Assoluta irrilevanza dellintenzionalità della condotta antisindacale - Cass. n. 9250 del 18.4.2007

 
Cass., sez. unite civili, 12 giugno 1997 n° 5295 – Pres. La Torre – Est. Giannantonio – P.M. Delli Priscoli (conf.) – Uilm-UIL e Fim-CISL di Rieti c. Soc.

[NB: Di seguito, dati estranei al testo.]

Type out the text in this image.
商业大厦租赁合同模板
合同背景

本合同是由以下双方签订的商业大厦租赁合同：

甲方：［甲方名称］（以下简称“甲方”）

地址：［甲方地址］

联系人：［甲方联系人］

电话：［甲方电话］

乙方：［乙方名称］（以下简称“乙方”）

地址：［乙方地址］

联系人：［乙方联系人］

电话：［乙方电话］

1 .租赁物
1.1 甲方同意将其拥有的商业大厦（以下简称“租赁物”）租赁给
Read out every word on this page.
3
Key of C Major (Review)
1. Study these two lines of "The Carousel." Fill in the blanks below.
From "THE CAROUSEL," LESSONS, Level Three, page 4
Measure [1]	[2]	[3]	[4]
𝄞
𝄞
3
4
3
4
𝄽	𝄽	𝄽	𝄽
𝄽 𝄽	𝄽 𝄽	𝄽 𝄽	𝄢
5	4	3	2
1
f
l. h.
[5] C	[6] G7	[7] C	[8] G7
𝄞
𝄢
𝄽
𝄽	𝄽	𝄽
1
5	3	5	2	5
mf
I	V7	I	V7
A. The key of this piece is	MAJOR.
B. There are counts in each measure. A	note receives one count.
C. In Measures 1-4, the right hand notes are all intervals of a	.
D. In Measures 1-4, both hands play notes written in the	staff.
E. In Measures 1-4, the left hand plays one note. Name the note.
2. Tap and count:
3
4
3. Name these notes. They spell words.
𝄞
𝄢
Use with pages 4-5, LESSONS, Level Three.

Seko.
 
Condotta antisindacale - Intenzione antisindacale del datore di lavoro - Rilevanza - Esclusione.
 
Per integrare gli estremi della condotta antisindacale di cui all’art. 28 dello statuto dei lavoratori (l. n. 300 del 1970) è sufficiente che tale comportamento leda oggettivamente gli interessi collettivi di cui sono portatrici le organizzazioni sindacali, non essendo necessario (ma neppure sufficiente) uno specifico intento lesivo da parte del datore di lavoro né nel caso di condotte tipizzate perché consistenti nell’illegittimo diniego di prerogative sindacali (quali il diritto di assemblea, il diritto delle rappresentanze sindacali aziendali a locali idonei allo svolgimento delle loro funzioni, il diritto ai permessi sindacali), né nel caso di condotte non tipizzate ed in astratto lecite, ma in concreto oggettivamente idon...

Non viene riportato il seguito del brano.